Okay so I've been having a rough time focusing on the positive recently. When I say a hard time I mean it's been nearly impossible. I've been on a downward spiral, but no more. Starting today I am going to force myself to be happy and look at all the many blessings I have.
There is this scene in Romeo and Juliette where Romeo is in Friar Lawrence "cell" and whining because he's been banished and he's struggling to look at the positive things that are going on in his life. Friar Lawrence pretty much smacks him in the head and gives him about eight reasons that he should take a chill pill, and after each one he tells him there are thou happy so here are my happys....
First, I have the perfect husband for me. He is a worthy priesthood holder. If I am sad he always makes me smile. ALWAYS without fail. I got some ambiguous medical test results and was terrified. He came home with a fuzzy pink bunny and some peeps. He always puts me first, and even when I know he's having a hard time, he thinks of me. He is wonderful and I couldn't ask for a better honey. He tells me I'm beautiful many times a day. What a wonderful man....There are thou happy.
I have a temple marriage, and the gospel in my life. I have a calling that allows me to be around kids while I'm waiting to have my own, and while my family is so far away. There art thou happy.
I have a wonderful and loving family, who supports me and does their best to help me where they can... There art thou happy.
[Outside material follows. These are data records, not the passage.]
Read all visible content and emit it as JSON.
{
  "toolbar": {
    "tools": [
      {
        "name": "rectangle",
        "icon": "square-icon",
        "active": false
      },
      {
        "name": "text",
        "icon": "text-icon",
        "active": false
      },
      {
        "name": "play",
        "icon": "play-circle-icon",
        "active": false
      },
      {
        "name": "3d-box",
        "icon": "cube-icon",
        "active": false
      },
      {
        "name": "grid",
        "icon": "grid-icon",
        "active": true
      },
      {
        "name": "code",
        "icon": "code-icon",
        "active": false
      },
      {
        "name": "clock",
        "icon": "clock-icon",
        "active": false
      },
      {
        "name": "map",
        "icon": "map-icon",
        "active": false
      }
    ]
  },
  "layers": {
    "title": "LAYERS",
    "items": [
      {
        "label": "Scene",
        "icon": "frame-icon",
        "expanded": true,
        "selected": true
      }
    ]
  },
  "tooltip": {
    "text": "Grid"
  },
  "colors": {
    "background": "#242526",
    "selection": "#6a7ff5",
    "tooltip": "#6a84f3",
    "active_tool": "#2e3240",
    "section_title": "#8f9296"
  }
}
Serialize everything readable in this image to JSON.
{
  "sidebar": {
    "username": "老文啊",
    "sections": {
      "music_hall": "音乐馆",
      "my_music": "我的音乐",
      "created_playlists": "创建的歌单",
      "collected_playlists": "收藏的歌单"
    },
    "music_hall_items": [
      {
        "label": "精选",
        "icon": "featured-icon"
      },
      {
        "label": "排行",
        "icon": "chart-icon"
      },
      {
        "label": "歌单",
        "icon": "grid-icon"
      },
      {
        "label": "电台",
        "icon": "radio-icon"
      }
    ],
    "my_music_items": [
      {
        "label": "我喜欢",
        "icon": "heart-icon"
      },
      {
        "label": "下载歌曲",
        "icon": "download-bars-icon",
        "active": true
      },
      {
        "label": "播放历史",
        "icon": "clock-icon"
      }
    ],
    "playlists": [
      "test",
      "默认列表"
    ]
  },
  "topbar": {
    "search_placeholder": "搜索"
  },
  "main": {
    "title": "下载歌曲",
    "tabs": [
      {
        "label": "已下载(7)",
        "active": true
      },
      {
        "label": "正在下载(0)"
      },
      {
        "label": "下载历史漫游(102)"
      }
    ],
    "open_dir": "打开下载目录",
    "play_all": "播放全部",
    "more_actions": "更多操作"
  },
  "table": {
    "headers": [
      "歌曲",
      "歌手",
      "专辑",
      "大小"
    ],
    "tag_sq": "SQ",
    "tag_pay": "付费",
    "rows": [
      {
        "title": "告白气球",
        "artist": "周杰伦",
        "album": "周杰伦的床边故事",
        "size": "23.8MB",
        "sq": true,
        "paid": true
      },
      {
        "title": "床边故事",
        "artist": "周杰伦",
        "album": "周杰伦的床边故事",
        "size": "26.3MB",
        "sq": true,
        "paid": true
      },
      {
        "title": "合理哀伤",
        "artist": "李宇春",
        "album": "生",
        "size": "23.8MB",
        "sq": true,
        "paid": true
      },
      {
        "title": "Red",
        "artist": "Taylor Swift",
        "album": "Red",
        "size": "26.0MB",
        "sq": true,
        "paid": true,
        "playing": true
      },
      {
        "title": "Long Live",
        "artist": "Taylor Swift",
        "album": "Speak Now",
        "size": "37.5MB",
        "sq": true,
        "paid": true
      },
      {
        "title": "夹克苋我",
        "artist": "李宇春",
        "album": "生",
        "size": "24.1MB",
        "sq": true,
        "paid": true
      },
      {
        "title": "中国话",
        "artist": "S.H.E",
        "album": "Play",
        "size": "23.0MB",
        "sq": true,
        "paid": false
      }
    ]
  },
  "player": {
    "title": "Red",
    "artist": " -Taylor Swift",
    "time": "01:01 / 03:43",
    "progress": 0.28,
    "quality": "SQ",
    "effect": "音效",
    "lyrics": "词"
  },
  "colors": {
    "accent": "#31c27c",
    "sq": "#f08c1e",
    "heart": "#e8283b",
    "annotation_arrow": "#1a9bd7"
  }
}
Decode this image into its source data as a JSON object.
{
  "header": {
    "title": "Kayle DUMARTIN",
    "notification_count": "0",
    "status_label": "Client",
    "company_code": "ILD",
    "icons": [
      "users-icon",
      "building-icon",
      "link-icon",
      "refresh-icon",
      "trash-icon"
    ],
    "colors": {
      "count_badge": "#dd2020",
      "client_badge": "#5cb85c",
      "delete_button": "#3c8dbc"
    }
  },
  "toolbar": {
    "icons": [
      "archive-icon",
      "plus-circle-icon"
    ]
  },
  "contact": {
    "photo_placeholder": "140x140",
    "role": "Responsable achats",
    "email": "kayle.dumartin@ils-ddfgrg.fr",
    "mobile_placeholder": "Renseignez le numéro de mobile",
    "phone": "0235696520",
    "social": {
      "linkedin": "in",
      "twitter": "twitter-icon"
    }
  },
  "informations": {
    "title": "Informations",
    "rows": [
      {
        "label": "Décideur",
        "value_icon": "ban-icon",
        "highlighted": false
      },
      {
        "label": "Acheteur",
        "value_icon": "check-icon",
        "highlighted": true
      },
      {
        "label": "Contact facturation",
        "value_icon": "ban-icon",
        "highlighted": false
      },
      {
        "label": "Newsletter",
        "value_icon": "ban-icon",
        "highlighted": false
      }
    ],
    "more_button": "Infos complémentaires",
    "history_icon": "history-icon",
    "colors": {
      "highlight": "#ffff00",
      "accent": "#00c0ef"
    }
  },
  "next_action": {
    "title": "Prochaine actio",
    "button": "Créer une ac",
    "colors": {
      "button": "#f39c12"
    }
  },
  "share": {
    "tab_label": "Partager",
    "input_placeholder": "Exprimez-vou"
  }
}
I have a home that allows me to have my own office space, that I can close off when I'm not working. I feel safe in my home and have plenty of food to eat, and clothes to wear. I have a computer and the ability to learn and feel, and make decisions on my own...there art thou happy.
I have a job that I can work from home, and I can continue to work even after I have kids. It also allows me to pay the bills...there art thou happy.
My husband has a good job where he is appreciated, and makes good money....there art thou happy.
I have time to get to know my husband and get to focus on just him and I. We are working to have children and I know the Lord will bless us when the time is right...there art thou happy.
When we were going to go to visit my family we didn't get stranded because our car was breaking down, because we didn't all the way there. I heard a knocking sound as soon as we got on the freeway so we turned around and the car didn't break down, and will last a little longer...there art thou happy.
There are thou happy
Posted by The Queen P at 5:56 AM
1 Comment:
Christy,
Hey I know times are rough and that it feels like life is crushing you down. I hope you know that you are amazing. I am so happy we became friends again. I never really told you that I was sorry for over reacting. I am so grateful that you forgave me. I love you and I love Adam because he takes such great care of you. Christy you are so wonderful. Thanks for being so great. Love ya tonxz
Jessica
p.s. We are having trouble getting pregnant as well. Its no fun!!